In 1988 Barjesteh established his publishing firm, specialising in history, culture and genealogy. He is also co-founder (2000) and since 2017 president of the International Qajar Studies Association and has been editor-in-chief of its journal (Qajar Studies) since the first issue in 2000. Also in 2000, he was (together with Jan Bomans, lieutenant colonel Eppo Brongers and Ad Vermeulen) one of the initiators of the monument for Johan Willem Friso, Prince of Orange (1687-1711) at the Moerdijk.

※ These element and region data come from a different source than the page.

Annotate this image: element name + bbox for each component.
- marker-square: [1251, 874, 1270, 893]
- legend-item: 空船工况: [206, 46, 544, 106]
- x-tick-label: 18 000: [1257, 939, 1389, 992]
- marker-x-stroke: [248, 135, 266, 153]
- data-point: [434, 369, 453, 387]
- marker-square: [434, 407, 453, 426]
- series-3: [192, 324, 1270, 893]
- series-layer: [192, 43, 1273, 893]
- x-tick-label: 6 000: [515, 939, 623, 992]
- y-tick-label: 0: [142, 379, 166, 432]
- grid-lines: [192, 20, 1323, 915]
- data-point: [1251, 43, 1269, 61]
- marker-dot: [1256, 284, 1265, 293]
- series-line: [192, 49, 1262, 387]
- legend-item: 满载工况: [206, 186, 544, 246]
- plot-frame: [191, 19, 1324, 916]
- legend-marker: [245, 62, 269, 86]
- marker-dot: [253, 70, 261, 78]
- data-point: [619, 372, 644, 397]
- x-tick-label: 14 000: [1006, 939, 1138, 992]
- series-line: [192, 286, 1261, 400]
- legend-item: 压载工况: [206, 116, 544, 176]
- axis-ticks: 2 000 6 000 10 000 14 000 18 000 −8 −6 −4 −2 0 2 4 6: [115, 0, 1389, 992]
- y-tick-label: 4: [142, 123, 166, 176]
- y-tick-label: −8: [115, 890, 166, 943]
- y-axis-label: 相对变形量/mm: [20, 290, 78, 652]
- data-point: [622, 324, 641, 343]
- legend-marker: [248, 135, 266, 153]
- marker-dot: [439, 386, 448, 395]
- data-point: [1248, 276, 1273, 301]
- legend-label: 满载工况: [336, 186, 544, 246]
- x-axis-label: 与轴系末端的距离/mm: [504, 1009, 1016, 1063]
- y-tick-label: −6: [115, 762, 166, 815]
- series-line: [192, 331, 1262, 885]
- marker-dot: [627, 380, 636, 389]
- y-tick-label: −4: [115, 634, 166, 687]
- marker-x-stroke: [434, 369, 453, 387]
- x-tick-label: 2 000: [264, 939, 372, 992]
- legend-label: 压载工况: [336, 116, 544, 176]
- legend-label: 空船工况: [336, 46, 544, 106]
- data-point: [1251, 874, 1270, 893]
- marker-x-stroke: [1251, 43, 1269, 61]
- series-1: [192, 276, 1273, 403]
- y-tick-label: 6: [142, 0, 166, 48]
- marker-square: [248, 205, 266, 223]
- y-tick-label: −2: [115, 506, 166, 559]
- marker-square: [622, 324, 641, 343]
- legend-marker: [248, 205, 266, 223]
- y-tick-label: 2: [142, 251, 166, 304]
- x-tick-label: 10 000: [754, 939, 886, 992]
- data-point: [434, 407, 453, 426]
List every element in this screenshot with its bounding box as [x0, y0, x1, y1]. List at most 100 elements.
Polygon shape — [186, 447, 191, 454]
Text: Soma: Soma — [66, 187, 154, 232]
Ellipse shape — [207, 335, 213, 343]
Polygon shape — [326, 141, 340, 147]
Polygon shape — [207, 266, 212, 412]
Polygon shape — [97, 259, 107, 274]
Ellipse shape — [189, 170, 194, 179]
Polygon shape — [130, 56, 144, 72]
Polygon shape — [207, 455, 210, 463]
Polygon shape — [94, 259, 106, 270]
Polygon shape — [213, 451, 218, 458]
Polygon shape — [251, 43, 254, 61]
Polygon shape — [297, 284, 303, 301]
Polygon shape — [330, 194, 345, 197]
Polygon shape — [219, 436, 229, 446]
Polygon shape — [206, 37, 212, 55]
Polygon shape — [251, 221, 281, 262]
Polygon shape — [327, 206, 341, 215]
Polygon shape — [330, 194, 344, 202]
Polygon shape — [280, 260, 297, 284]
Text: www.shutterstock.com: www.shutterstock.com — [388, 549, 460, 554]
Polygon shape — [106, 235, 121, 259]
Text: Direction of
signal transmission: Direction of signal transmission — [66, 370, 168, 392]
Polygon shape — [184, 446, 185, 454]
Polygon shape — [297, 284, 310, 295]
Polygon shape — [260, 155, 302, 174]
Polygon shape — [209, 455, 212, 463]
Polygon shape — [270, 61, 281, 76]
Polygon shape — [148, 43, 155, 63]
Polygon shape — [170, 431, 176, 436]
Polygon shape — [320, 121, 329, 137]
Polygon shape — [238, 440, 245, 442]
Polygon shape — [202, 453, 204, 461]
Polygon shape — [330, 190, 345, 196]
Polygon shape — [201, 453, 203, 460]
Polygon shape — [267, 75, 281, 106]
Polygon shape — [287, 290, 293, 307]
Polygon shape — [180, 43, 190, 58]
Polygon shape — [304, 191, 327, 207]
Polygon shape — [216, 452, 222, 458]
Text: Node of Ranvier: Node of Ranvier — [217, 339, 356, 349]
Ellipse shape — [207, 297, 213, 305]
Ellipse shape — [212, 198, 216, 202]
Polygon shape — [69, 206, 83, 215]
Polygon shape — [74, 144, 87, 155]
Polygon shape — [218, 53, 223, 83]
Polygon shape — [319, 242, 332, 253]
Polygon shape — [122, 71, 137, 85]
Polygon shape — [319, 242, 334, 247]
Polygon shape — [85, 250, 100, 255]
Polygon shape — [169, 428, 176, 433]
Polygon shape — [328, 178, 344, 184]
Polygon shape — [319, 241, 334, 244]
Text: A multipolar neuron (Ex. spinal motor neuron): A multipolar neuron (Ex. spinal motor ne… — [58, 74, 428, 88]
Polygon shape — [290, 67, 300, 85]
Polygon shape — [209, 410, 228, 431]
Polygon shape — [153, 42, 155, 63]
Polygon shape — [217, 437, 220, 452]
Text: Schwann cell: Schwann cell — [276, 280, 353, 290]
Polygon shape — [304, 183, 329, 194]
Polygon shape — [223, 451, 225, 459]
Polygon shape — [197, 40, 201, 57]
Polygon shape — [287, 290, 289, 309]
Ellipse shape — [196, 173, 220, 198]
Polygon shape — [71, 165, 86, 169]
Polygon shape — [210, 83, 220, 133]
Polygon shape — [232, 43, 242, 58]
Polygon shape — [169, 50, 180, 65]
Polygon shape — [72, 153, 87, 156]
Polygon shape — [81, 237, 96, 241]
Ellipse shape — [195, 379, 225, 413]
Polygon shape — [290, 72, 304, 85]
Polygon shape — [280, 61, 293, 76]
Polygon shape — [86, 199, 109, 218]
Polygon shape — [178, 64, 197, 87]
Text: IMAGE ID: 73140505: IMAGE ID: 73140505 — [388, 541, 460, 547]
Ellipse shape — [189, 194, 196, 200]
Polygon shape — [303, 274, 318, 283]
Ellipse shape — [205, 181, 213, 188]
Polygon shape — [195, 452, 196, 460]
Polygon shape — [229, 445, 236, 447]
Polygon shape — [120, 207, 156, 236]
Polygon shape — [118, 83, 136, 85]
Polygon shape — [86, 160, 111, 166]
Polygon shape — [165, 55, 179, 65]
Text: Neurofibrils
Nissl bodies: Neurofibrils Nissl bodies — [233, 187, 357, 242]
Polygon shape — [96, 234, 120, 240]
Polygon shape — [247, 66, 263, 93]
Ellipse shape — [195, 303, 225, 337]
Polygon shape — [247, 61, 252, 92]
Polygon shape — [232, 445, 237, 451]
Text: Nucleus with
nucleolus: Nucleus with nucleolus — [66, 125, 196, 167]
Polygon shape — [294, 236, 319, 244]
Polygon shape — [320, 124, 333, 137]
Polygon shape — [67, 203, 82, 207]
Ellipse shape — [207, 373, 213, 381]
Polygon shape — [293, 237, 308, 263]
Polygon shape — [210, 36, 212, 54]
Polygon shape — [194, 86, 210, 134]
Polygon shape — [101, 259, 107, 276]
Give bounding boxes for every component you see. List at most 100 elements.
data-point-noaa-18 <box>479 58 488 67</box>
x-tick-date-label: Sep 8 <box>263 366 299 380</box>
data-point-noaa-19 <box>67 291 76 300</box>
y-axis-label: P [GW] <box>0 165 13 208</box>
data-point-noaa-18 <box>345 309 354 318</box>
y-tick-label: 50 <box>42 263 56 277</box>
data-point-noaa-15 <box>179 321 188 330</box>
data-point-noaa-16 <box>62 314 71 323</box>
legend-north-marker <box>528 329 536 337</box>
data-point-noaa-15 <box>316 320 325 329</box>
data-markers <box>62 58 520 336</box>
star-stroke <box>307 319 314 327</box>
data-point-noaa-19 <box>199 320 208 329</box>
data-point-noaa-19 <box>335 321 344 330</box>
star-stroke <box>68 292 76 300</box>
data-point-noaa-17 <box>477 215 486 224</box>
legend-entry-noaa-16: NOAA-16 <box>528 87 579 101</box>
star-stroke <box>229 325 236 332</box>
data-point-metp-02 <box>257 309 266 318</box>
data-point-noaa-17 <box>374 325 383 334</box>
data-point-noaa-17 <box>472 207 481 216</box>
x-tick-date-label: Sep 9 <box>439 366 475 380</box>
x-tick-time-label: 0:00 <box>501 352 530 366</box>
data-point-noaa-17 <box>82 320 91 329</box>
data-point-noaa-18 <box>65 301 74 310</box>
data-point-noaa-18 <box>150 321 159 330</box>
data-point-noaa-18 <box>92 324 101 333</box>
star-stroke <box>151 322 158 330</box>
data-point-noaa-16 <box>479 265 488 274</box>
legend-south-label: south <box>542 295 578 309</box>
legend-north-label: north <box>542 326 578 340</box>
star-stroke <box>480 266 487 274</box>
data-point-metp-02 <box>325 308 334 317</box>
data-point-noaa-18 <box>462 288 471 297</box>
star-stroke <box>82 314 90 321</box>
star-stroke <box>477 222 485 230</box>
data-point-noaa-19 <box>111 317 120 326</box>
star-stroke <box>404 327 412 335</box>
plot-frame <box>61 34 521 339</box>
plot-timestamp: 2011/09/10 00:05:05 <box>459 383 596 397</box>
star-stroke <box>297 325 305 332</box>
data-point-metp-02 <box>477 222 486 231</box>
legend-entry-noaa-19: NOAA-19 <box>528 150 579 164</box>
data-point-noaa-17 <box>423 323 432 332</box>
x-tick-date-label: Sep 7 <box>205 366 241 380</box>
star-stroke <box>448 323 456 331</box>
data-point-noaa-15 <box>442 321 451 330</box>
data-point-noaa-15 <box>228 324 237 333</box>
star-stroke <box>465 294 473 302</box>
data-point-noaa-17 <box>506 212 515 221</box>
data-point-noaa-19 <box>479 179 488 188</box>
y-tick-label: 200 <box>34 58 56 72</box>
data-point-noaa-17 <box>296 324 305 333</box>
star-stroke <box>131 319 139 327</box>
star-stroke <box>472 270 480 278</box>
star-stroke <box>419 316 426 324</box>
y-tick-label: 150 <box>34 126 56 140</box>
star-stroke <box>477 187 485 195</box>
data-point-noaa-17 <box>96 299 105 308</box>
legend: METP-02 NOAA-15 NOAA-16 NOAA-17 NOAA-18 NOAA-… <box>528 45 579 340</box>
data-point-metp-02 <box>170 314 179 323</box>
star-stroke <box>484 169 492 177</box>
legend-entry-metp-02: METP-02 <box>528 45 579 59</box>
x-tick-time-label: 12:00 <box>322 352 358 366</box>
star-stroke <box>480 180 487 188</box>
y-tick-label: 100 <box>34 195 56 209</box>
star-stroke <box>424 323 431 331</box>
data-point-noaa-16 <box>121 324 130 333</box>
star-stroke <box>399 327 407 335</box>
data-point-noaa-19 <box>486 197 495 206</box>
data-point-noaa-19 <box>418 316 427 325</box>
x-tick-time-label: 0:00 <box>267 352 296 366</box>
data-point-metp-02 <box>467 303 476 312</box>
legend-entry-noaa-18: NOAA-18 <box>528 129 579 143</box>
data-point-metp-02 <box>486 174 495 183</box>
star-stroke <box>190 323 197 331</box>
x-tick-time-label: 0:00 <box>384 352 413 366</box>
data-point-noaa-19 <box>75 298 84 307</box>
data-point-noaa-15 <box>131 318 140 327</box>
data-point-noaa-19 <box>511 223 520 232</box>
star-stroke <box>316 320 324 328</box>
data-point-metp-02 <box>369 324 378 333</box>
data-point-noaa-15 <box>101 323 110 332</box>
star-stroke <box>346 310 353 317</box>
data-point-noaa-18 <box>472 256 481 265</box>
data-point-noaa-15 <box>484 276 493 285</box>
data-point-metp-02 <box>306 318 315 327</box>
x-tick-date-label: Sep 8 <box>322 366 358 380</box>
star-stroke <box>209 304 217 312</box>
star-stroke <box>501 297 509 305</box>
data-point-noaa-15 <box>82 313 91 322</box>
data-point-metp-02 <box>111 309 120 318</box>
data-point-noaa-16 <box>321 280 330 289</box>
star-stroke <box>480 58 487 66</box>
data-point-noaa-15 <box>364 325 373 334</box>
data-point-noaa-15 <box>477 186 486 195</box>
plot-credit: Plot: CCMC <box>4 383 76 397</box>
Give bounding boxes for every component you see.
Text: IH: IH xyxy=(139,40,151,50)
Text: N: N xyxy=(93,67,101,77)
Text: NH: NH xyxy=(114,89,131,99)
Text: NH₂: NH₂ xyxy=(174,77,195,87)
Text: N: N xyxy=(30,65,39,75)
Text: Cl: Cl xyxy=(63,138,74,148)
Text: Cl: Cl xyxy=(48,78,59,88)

== Genealogical projects==
In 2007 together with Frans Plooij and Toon van Gestel he initiated the first large-scale genetic genealogy project in the Netherlands, the Project Genetische Genealogie in Nederland. The genetic research for this project was done by Prof. Peter de Knijff, Leiden University, and Dr. Jos Herbergs, TMFI Maastricht. Over the years the project had 1,500 participants. The project focussed on the Y-chromosomal DNA and at that time was unique as it combined genetic profiles with pedigree lines going back centuries. The first combined DNA-results and genealogies were published in Zonen van Adam in Nederland in 2008.

The publication of the book Honderd Schiedamse Families in 2010 led to an accompanying exhibition: Rijkdom van de stad. The exhibition inspired the foundation of a museum for family history.
After purchasing an old monastery in Eijsden, Limburg, Barjesteh in 2013 founded the International Museum for Family History in the Ursulinenconvent.